The second is populating annotations. readOnlyHint, destructiveHint, and idempotentHint are cheap structured fields the runtime actually reads, and skipping them shifts safety judgement onto the host where it's harder to enforce.
The third is writing skill content that isn't a tool index. The skill rubric penalizes pure duplication of tool descriptions, so the skill earns its top score by adding domain context, workflow guidance, and operational knowledge: the parts an agent can't reconstruct from individual tool definitions on its own.
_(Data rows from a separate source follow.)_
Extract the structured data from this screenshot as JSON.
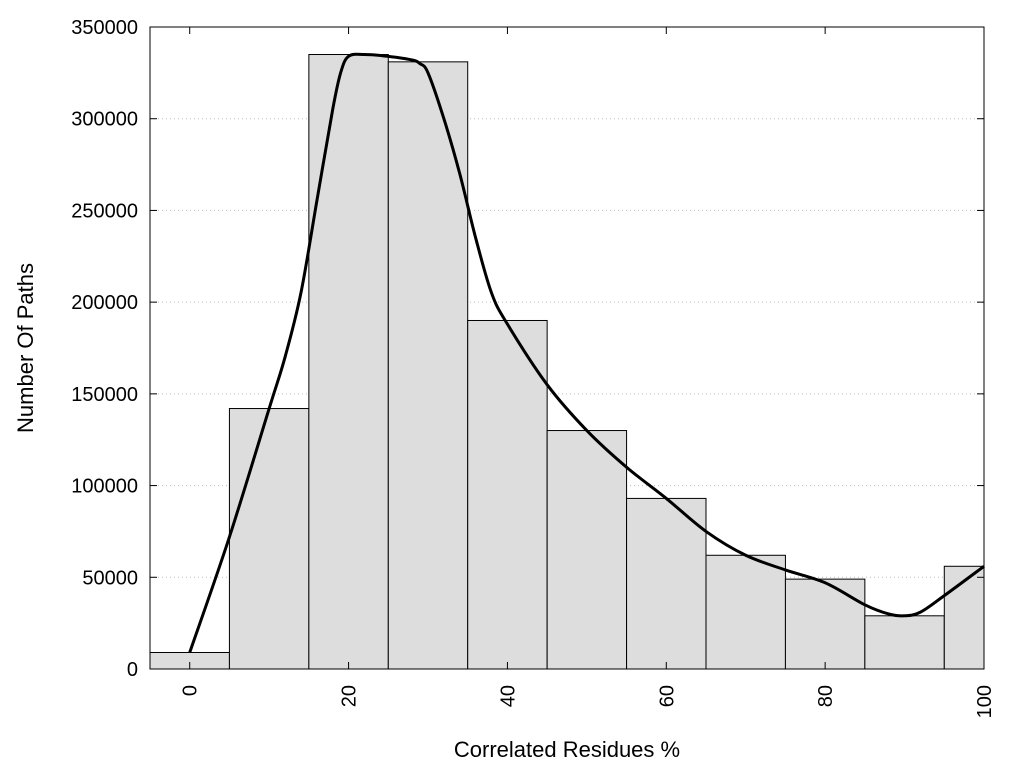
{
  "chart_data": {
    "type": "bar",
    "title": "",
    "xlabel": "Correlated Residues %",
    "ylabel": "Number Of Paths",
    "xlim": [
      -5,
      100
    ],
    "ylim": [
      0,
      350000
    ],
    "grid": {
      "y": true,
      "x": false
    },
    "x_ticks": [
      0,
      20,
      40,
      60,
      80,
      100
    ],
    "x_tick_labels": [
      "0",
      "20",
      "40",
      "60",
      "80",
      "100"
    ],
    "y_ticks": [
      0,
      50000,
      100000,
      150000,
      200000,
      250000,
      300000,
      350000
    ],
    "y_tick_labels": [
      "0",
      "50000",
      "100000",
      "150000",
      "200000",
      "250000",
      "300000",
      "350000"
    ],
    "bin_width": 10,
    "bar_color": "#dddddd",
    "bars": [
      {
        "x": 0,
        "value": 9000
      },
      {
        "x": 10,
        "value": 142000
      },
      {
        "x": 20,
        "value": 335000
      },
      {
        "x": 30,
        "value": 331000
      },
      {
        "x": 40,
        "value": 190000
      },
      {
        "x": 50,
        "value": 130000
      },
      {
        "x": 60,
        "value": 93000
      },
      {
        "x": 70,
        "value": 62000
      },
      {
        "x": 80,
        "value": 49000
      },
      {
        "x": 90,
        "value": 29000
      },
      {
        "x": 100,
        "value": 56000
      }
    ],
    "curve": {
      "color": "#000000",
      "x": [
        0,
        5,
        10,
        12,
        14,
        16,
        18,
        19,
        20,
        22,
        25,
        28,
        29,
        30,
        32,
        34,
        36,
        38,
        40,
        45,
        50,
        55,
        60,
        65,
        70,
        75,
        80,
        85,
        88,
        90,
        92,
        95,
        100
      ],
      "y": [
        9000,
        72000,
        142000,
        170000,
        205000,
        255000,
        305000,
        325000,
        334000,
        335000,
        334000,
        332000,
        330000,
        325000,
        300000,
        270000,
        235000,
        205000,
        188000,
        155000,
        130000,
        110000,
        93000,
        75000,
        62000,
        54000,
        47000,
        35000,
        30000,
        29000,
        31000,
        40000,
        56000
      ]
    }
  }
}
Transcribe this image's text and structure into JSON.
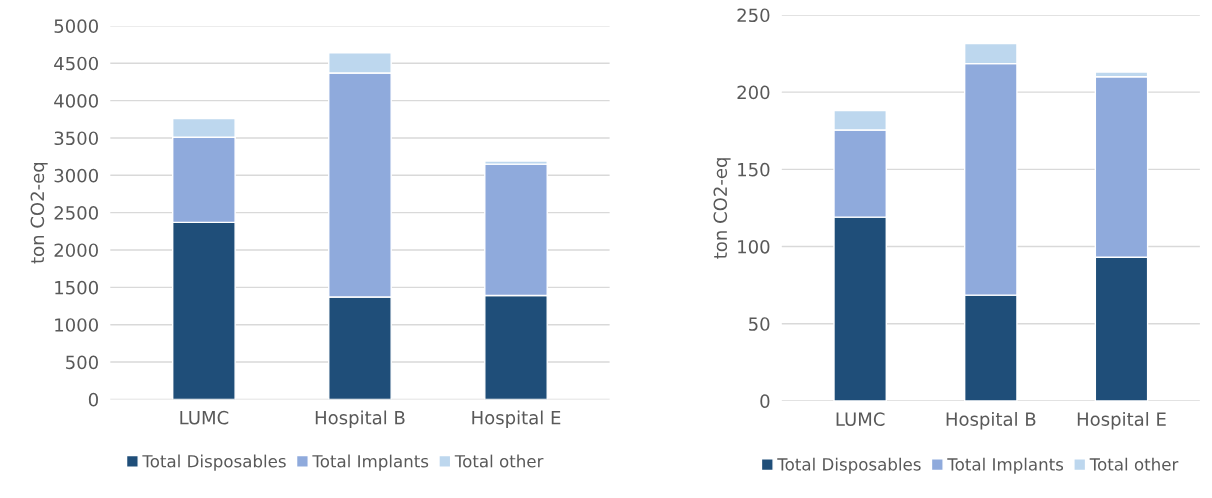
{
  "chart_data": [
    {
      "type": "bar",
      "stacked": true,
      "ylabel": "ton CO2-eq",
      "categories": [
        "LUMC",
        "Hospital B",
        "Hospital E"
      ],
      "series": [
        {
          "name": "Total Disposables",
          "color": "#1f4e79",
          "values": [
            2370,
            1370,
            1390
          ]
        },
        {
          "name": "Total Implants",
          "color": "#8faadc",
          "values": [
            1140,
            3000,
            1760
          ]
        },
        {
          "name": "Total other",
          "color": "#bdd7ee",
          "values": [
            250,
            270,
            40
          ]
        }
      ],
      "ylim": [
        0,
        5000
      ],
      "yticks": [
        0,
        500,
        1000,
        1500,
        2000,
        2500,
        3000,
        3500,
        4000,
        4500,
        5000
      ],
      "grid": "y",
      "legend": "bottom"
    },
    {
      "type": "bar",
      "stacked": true,
      "ylabel": "ton CO2-eq",
      "categories": [
        "LUMC",
        "Hospital B",
        "Hospital E"
      ],
      "series": [
        {
          "name": "Total Disposables",
          "color": "#1f4e79",
          "values": [
            119,
            68.5,
            93
          ]
        },
        {
          "name": "Total Implants",
          "color": "#8faadc",
          "values": [
            56.5,
            150,
            117
          ]
        },
        {
          "name": "Total other",
          "color": "#bdd7ee",
          "values": [
            12.5,
            13,
            3
          ]
        }
      ],
      "ylim": [
        0,
        250
      ],
      "yticks": [
        0,
        50,
        100,
        150,
        200,
        250
      ],
      "grid": "y",
      "legend": "bottom"
    }
  ]
}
Re-scoring is interactive: read the actionable suggestions, fix the highest-priority items, re-run. The Publishing & Claiming MCP Servers docs walk through both flows end to end.
References
- Hasan, M. M., Li, H., Rajbahadur, G. K., Adams, B., & Hassan, A. E. (2026). Model Context Protocol (MCP) Tool Descriptions Are Smelly! Towards Improving AI Agent Efficiency with Augmented MCP Tool Descriptions. arXiv preprint 2602.14878.
- Wang, P., Li, Y., Sun, Y., Liu, C., Liu, Y., & Tian, Y. (2026). From Docs to Descriptions: Smell-Aware Evaluation of MCP Server Descriptions. arXiv preprint 2602.18914.
- Model Context Protocol — Tool Annotations specification.